ESTÓRIAS DOS QUATRO VENTOS: DIA DE FEIRA
Rangel Alves da Costa*
Conto o que me contaram...
Dia de feira no sertão é festa e festança, tristeza e comilança, fartura e continuidade de mesa vazia, encantamento com tanta coisa bonita e tristeza e sofrimento porque naquele dia não poderá comprar um tantinho assim de nada.
Logo no madrugar as barracas são dispostas segundo os produtos que serão vendidos; o chão é varrido porque muita coisa vai ser espalhada pelo chão, começa o vai-e-vem e o zumzumzum por todo lugar, de riba a baixo. Êta povo que conversa, que mexe, que vira.
Jegues e jumentos chegam com aiós carregados de feijão de corda, de abóbora, de milho, de melancia, de tudo o que a terra permitiu naquela estação. Mulheres despontam pelas esquinas carregando na cabeça cestos repletos de ovos, hortaliças e rapadura. Um chega puxando um cabrito para ser oferecido, outro traz debaixo do braço duas galinhas gordas, e ainda outro vem com carregamento de queijo e manteiga caseiros.

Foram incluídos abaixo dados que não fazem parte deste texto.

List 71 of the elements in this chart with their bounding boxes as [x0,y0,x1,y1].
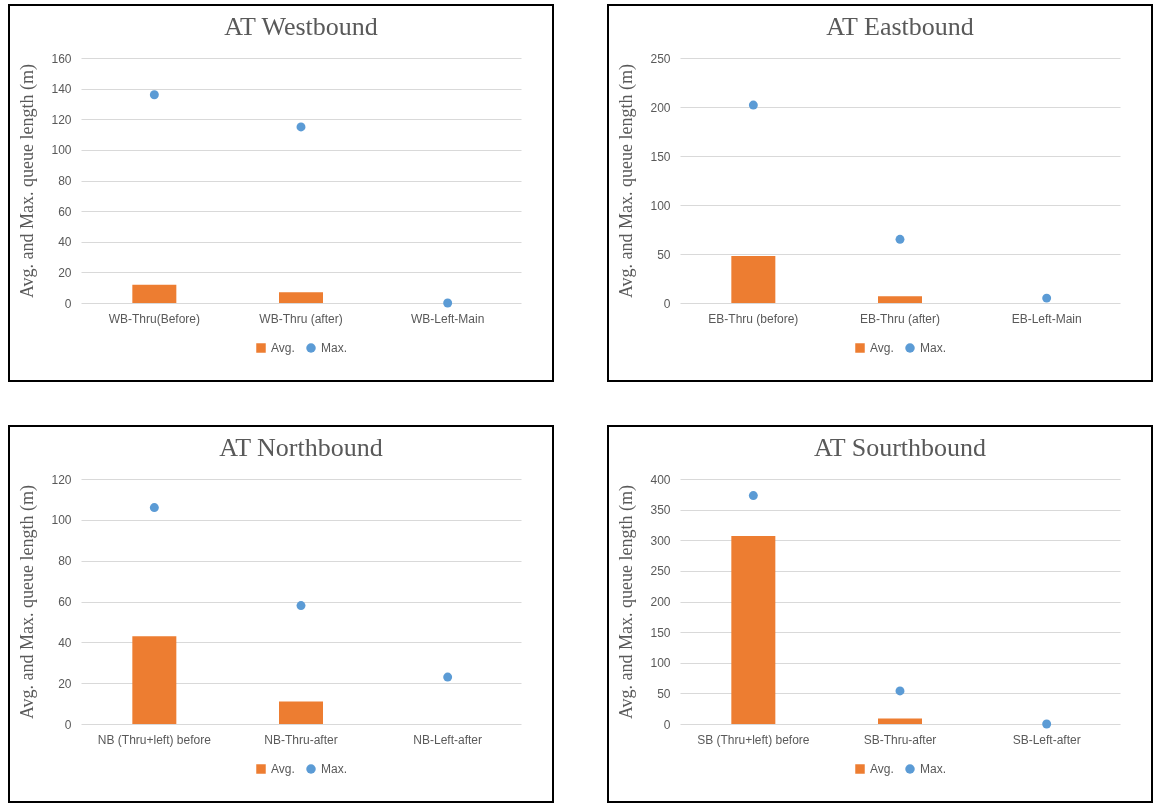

Não demora muito e das barracas das comidas começa a surgir um cheiro bom, forte, temperado e apetitoso pelo ar. Ainda cedinho preparam o cuscuz, o inhame, a macaxeira, a carne frita, os ovos de capoeira, o fígado e o rim assados. Carne de porco, de bode ou gado, a escolha é da freguesia.
Na hora do almoço surgem outras gostosuras, como a rabada, a feijoada, a buchada, o amarradinho, o sarapatel. Tudo comida forte demais, perigosa pra quem tem estômago ruim, e por isso mesmo o cabra deve se servir de uma boa talagada de pinga antes de sentar à mesa com disposição.
Aliás, tomar talagada de pinga em dia de feira já causou problema de ninguém querer acreditar. Verdade é que tem gente que vai arrumando desculpa pra tomar a primeira golada e depois descamba até tombar. Um vem e diz que está com barriga meio ruim e então toma uma pra equilibrar, outro diz que sente que a gripe quer pegar, e então vira outra danada, já outra diz que é só uma mesmo e pronto. Mas tudo conversa fiada.
Não é difícil ouvir estórias de cabra que vem pra feira com o dinheiro contado das compras e volta pra casa no outro dia até sem o saco que trouxe nas costas. Toma uma relepada, mais uma e mais outra e o tempo vai passando com ele na beira do balcão do boteco. Chega um amigo paga uma e ele oferece uma rodada. Chegando ao entardecer, totalmente tungado de não conseguir acertar o caminho de casa, deita por ali mesmo, pelos arredores da feira e nada de comprar ao menos a bala doce do molecote que tanto pediu.
No outro dia chega em casa todo desconfiado, com medo da vassourada da mulher, dizendo que não pôde voltar ontem porque teve de velar um amigo que morreu depois que tomou uma xícara de café quente e saiu pro sereno. Morreu estuporado, o coitado. E tudo deslavada mentira.
Mentira também na feira que levou, pois bateu às portas de um político e vendeu sua alma e de toda família por um pedaço de jabá, um quilo de farinha e outro de açúcar. E ainda pediu um trocado pra comprar a bala doce do menino. Porém achou melhor usar o tostão pra tomar outra cachaça e ganhar coragem pra chegar em casa.